New taxes on disposable fast food containers, cans and plastic bottles could be in the pipeline.
Department of the Environment officials have drawn up briefing notes for Minister Simon Coveney on potential new levies and they are recommending to the Government that their introduction would have the "twin benefit" of "positively influencing consumer behaviour" and boosting "diminishing revenues" from levies on plastic bags and landfill use.
The amount taken from those two fell by almost €12m between 2013 and 2014.
Speaking to Newstalk Breakfast, broadcaster and environmentalist Duncan Stewart welcomed the proposal.
He said:
"This is really important. I think the Minister is taking the right approach here.
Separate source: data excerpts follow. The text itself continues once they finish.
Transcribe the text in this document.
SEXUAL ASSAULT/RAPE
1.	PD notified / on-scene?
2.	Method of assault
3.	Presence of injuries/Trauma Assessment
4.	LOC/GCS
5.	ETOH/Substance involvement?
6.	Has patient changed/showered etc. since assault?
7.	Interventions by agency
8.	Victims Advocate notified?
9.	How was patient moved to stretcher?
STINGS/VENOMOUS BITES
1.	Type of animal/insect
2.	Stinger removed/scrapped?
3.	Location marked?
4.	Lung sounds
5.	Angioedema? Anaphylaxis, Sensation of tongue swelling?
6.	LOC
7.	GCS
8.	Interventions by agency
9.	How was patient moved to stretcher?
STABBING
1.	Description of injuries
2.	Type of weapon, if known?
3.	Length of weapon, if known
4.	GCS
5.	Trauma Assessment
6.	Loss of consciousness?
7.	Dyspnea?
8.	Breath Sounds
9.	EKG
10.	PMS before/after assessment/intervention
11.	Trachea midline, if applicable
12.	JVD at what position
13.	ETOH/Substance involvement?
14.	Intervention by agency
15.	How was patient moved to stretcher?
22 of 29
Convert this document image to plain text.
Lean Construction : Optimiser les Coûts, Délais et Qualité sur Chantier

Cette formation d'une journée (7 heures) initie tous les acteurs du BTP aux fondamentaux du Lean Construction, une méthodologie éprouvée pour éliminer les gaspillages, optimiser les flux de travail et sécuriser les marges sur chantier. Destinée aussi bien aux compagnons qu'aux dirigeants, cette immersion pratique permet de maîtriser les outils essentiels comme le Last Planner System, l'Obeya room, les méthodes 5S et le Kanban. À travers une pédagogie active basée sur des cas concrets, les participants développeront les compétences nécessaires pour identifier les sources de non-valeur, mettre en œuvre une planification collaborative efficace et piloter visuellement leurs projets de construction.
"For a long time our TV programme, Echo Eye, has been talking about the need to bring in a levy on all the disposable waste we produce in packaging, that producers of products basically force on us.
"When we go into supermarkets to buy products, we've no choice but all of these containers are there. And the same applies with drinks containers. All these plastic bottles, aluminium cans, beers cans, and bottles and fast food containers...
"All of these disposable things, we use in literally one minute and then they get either dumped in nature – an awful lot of them end up in parks and in rivers and then eventually in the sea doing massive damage to wildlife – and none of the producers take any responsibility for the fact that they produce these and push them on to customers simply to sell their products.
"And we have no choice as consumers. So an awful lot of this ends up being totally abused and ends up in the wrong places."
Stewart reckoned that levies would not only influence consumer behaviour, as with the plastic bag levy, but also change how manufacturers operate:
"It sends a very strong signal to manufacturers that they need to change, if the levy is high enough. If it's too low, then it's not going to change anything."
He recommended a deposit-refund scheme, saying it would "force the situation":VAT
"The return would be over 90%. Deposit-refund is all over Europe, in most western European countries, and it works incredibly well."